When someone unleashes a seemingly incomprehensible amount of rage upon innocent civilians – as seen in the recent Virginia Tech killings – there is one question everyone seems to ask: “What would motivate someone to do such a thing.” The problem is that this question often leads people to try to “de-motivate” criminals, which is simply not a realistic objective.
After focusing for nearly 100 years on the unrealistic task of de-motivating the offender, the field of criminology was given a reprieve in 1979 when Lawrence Cohen and Marcus Felson developed the “Routine Activities” theory of crime. This theory shifted the emphasis from the motivated offender to a) the suitable target of crime, and b) the capable guardian against crime.
Cohen and Felson assumed that in any society at any time there would be no shortage of people “motivated” to commit crimes. By treating the “motivated offender” as a constant they were shifting emphasis to two variables, which can vary wildly across time and geographical location. And they also provide the best explanation for the necessity of firearms ownership by responsible citizens.

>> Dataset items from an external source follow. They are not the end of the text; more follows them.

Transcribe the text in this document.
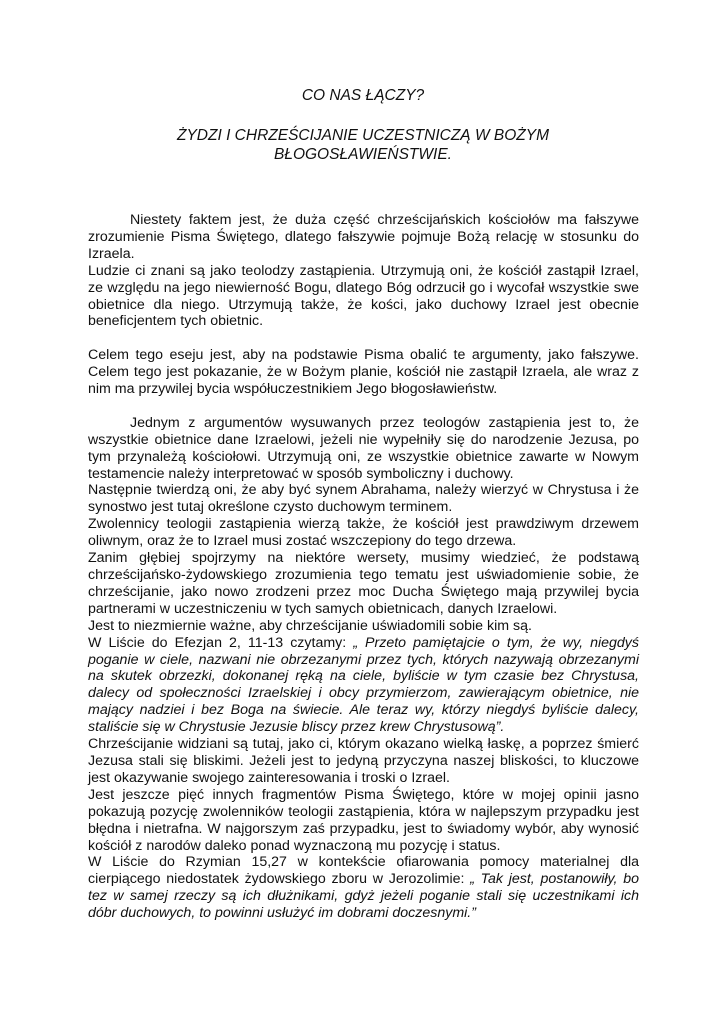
CO NAS ŁĄCZY?
ŻYDZI I CHRZEŚCIJANIE UCZESTNICZĄ W BOŻYM
BŁOGOSŁAWIEŃSTWIE.

Niestety faktem jest, że duża część chrześcijańskich kościołów ma fałszywe zrozumienie Pisma Świętego, dlatego fałszywie pojmuje Bożą relację w stosunku do Izraela.

Ludzie ci znani są jako teolodzy zastąpienia. Utrzymują oni, że kościół zastąpił Izrael, ze względu na jego niewierność Bogu, dlatego Bóg odrzucił go i wycofał wszystkie swe obietnice dla niego. Utrzymują także, że kości, jako duchowy Izrael jest obecnie beneficjentem tych obietnic.

Celem tego eseju jest, aby na podstawie Pisma obalić te argumenty, jako fałszywe. Celem tego jest pokazanie, że w Bożym planie, kościół nie zastąpił Izraela, ale wraz z nim ma przywilej bycia współuczestnikiem Jego błogosławieństw.

Jednym z argumentów wysuwanych przez teologów zastąpienia jest to, że wszystkie obietnice dane Izraelowi, jeżeli nie wypełniły się do narodzenie Jezusa, po tym przynależą kościołowi. Utrzymują oni, ze wszystkie obietnice zawarte w Nowym testamencie należy interpretować w sposób symboliczny i duchowy.

Następnie twierdzą oni, że aby być synem Abrahama, należy wierzyć w Chrystusa i że synostwo jest tutaj określone czysto duchowym terminem.

Zwolennicy teologii zastąpienia wierzą także, że kościół jest prawdziwym drzewem oliwnym, oraz że to Izrael musi zostać wszczepiony do tego drzewa.

Zanim głębiej spojrzymy na niektóre wersety, musimy wiedzieć, że podstawą chrześcijańsko-żydowskiego zrozumienia tego tematu jest uświadomienie sobie, że chrześcijanie, jako nowo zrodzeni przez moc Ducha Świętego mają przywilej bycia partnerami w uczestniczeniu w tych samych obietnicach, danych Izraelowi.

Jest to niezmiernie ważne, aby chrześcijanie uświadomili sobie kim są.

W Liście do Efezjan 2, 11-13 czytamy: „ Przeto pamiętajcie o tym, że wy, niegdyś poganie w ciele, nazwani nie obrzezanymi przez tych, których nazywają obrzezanymi na skutek obrzezki, dokonanej ręką na ciele, byliście w tym czasie bez Chrystusa, dalecy od społeczności Izraelskiej i obcy przymierzom, zawierającym obietnice, nie mający nadziei i bez Boga na świecie. Ale teraz wy, którzy niegdyś byliście dalecy, staliście się w Chrystusie Jezusie bliscy przez krew Chrystusową”.

Chrześcijanie widziani są tutaj, jako ci, którym okazano wielką łaskę, a poprzez śmierć Jezusa stali się bliskimi. Jeżeli jest to jedyną przyczyna naszej bliskości, to kluczowe jest okazywanie swojego zainteresowania i troski o Izrael.

Jest jeszcze pięć innych fragmentów Pisma Świętego, które w mojej opinii jasno pokazują pozycję zwolenników teologii zastąpienia, która w najlepszym przypadku jest błędna i nietrafna. W najgorszym zaś przypadku, jest to świadomy wybór, aby wynosić kościół z narodów daleko ponad wyznaczoną mu pozycję i status.

W Liście do Rzymian 15,27 w kontekście ofiarowania pomocy materialnej dla cierpiącego niedostatek żydowskiego zboru w Jerozolimie: „ Tak jest, postanowiły, bo tez w samej rzeczy są ich dłużnikami, gdyż jeżeli poganie stali się uczestnikami ich dóbr duchowych, to powinni usłużyć im dobrami doczesnymi.”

Since the “suitable target” and “capable guardian” concepts are undoubtedly unfamiliar to most readers, I would suggest that we indulge in a creative exercise. It starts with the reader imagining he is a motivated offender – specifically, one who is motivated to commit the crime of burglary in a typical residential neighborhood in the year 1957.
If you take a few minutes to imagine you are “casing” a residence – that is, looking inside before entering – you will notice something interesting: There are few suitable targets inside.
All of the valuables inside the average 1950s home were simply too bulky for the average burglar to steal by himself. The television (there was probably only one), the radio, and the stereo system (probably a turntable connected to a receiver and two big speakers) were all many times heavier than they are today.
But there is something else the would-be 1957 burglar would see upon looking in the house: A housewife, or, in other words, a capable guardian.
Imagine further that due to the absence of suitable (i.e., light and expensive) targets and the presence of the capable guardian you delay your burglary attempt until 2007, though your motivation has never waned.
In the process of “casing” the average 2007 home, you see something very different. The television (now there are several), radio, and stereo got a whole lot lighter. And there are all kinds of new, light, portable, and expensive goodies to steal (laptops, DVD players, iPods, etc.). They all go by the same name: Suitable targets.
And, of course, you probably notice something else: Mrs. Cunningham isn’t home. In other words, there is no capable guardian standing in your way.
Property crimes have not increased dramatically in the last 50 years because of some magic increase in the number of evil people who are motivated to commit crimes like burglary. The motivated offenders have always been there. It’s just easier today to do what they have always wanted to do.
The story is no different with regard to violent crime. Today, we live in a society that is more densely populated than it was fifty years ago. Furthermore, the percentage of people living in urban as opposed to rural areas has dramatically increased. That means the motivated rapist (or murderer or mugger) has access to more suitable targets than ever before.
And, needless to say, the fact that people delay marriage and frequent bars and shopping malls in greater number means they are in greater peril. While the number of suitable targets has been rising, capable guardians have been disappearing.
Our nation’s colleges have long been a safe haven for criminals because they are areas with a heavy concentration of suitable targets for violent crime. The campuses keep growing as a larger percentage of the population now sees the necessity of getting a college education. And the freshmen classes who are getting away from the guardianship of mom and dad for the first time are classes mostly comprised of young women.
The University of Utah is one of a minority of schools that realizes there is one way to turn suitable targets into unsuitable targets for violence: Let them carry guns on campus. And other schools like The University of South Carolina and other colleges in that state may soon follow suit.
City College of San Francisco, on the other hand, is taking a different approach. They not only plan to keep their students unarmed but also their campus police. In fact, the school recently lost a police chief who resigned in frustration after someone stormed the campus threatening to kill innocent students. The man was arrested but only after campus police called in reinforcements from the City of San Francisco.
City College of San Francisco has every right to expend time and resources on teaching and research activity that seeks to understand and reduce the motivation of those who seek to harm us. They may ask the question “why do killers hate us?” They may even seek to sooth the killer’s inner child.
But the motivation to harm others can never be extinguished from the depths of the human soul. One can only keep the harmful at a safe distance with a loaded gun.